Prosecutorial Discretion and “Tiers”

There is some discretion given to the DHS attorneys when it comes to the deportation process. If they look at the Notice To Appear and feel that there is really not a whole lot that they can do, they can dismiss the NTA using prosecutorial discretion. In effect, they are saying “We’re not going to really go after this person. Let’s just put him off to the side…we’ve got bigger fish to fry.” Then, through the use of PD, the person is taken out of the Immigration Court system.

If the Trial Attorneys don’t do that, it has to be an affirmative application from the applicant or the applicant’s attorney to ask the DHS attorney why this client is here and present the reasons for his presence, the positive factors on his side, and why he should be granted Prosecutorial Discretion in front of the IJ. Then, if the ICE attorneys agree, it is presented to the judge for approval.

“Tier 4” is just taken from a memo issued by the Office of the Chief Consul; the group that supervises all of the Trial Attorneys across the country, asking that each office prioritize those people who they are going after.

No one in court mentions what tier the person is in.

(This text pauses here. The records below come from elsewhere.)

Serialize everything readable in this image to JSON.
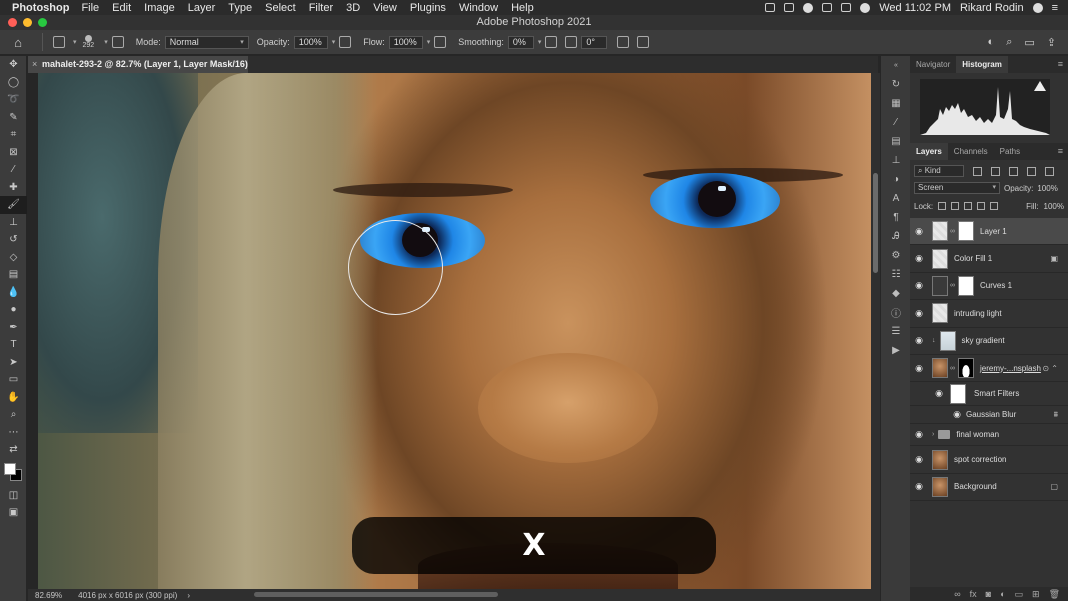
{
  "menubar": {
    "app_name": "Photoshop",
    "items": [
      "File",
      "Edit",
      "Image",
      "Layer",
      "Type",
      "Select",
      "Filter",
      "3D",
      "View",
      "Plugins",
      "Window",
      "Help"
    ],
    "clock": "Wed 11:02 PM",
    "user": "Rikard Rodin"
  },
  "window": {
    "title": "Adobe Photoshop 2021"
  },
  "options": {
    "brush_size": "292",
    "mode_label": "Mode:",
    "mode_value": "Normal",
    "opacity_label": "Opacity:",
    "opacity_value": "100%",
    "flow_label": "Flow:",
    "flow_value": "100%",
    "smoothing_label": "Smoothing:",
    "smoothing_value": "0%",
    "angle_value": "0°"
  },
  "document": {
    "tab_title": "mahalet-293-2 @ 82.7% (Layer 1, Layer Mask/16) *",
    "close": "×"
  },
  "caption": {
    "text": "X"
  },
  "status": {
    "zoom": "82.69%",
    "doc_info": "4016 px x 6016 px (300 ppi)",
    "arrow": "›"
  },
  "panels": {
    "top_tabs": [
      "Navigator",
      "Histogram"
    ],
    "layers_tabs": [
      "Layers",
      "Channels",
      "Paths"
    ],
    "kind_label": "Kind",
    "blend_mode": "Screen",
    "opacity_label": "Opacity:",
    "opacity_value": "100%",
    "lock_label": "Lock:",
    "fill_label": "Fill:",
    "fill_value": "100%",
    "layers": [
      {
        "name": "Layer 1"
      },
      {
        "name": "Color Fill 1"
      },
      {
        "name": "Curves 1"
      },
      {
        "name": "intruding light"
      },
      {
        "name": "sky gradient"
      },
      {
        "name": "jeremy-...nsplash"
      },
      {
        "name": "Smart Filters"
      },
      {
        "name": "Gaussian Blur"
      },
      {
        "name": "final woman"
      },
      {
        "name": "spot correction"
      },
      {
        "name": "Background"
      }
    ]
  },
  "icons": {
    "eye": "👁",
    "home": "⌂",
    "lock": "🔒",
    "chain": "∞"
  },
  "colors": {
    "traffic_red": "#ff5f57",
    "traffic_yellow": "#febc2e",
    "traffic_green": "#28c840",
    "selected_layer": "#4a4a4a"
  }
}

Judges are never told that someone is a Tier 3 – the allegations against the person are what they are. Sometimes things will come up in court that will show that the person is a much less desirable citizen than they had initially appeared to be because, suddenly, the ICE attorney will present a number of criminal conviction documents. Generally, it is within the discretion of the IJ whether to allow someone to remain despite a criminal conviction.

On the other hand, sometimes someone is an aggravated felon, or they have committed domestic violence, for example, and there is no waiver for that level of criminal depravity. Under these circumstances, the judge has no choice but to order the person removed.

In Immigration Court, a lot of the legal arguments that take place aren’t that the alien is or isn’t convicted of a serious crime. The technical jousting that goes on between the lawyers is whether or not the crime that the person is convicted of, given the wording of the state statute, qualifies as an aggravated felony or as a crime involving moral turpitude. Those are the cases that the U.S Supreme Court has been deciding and weighing in on over the last 4 or 5 years.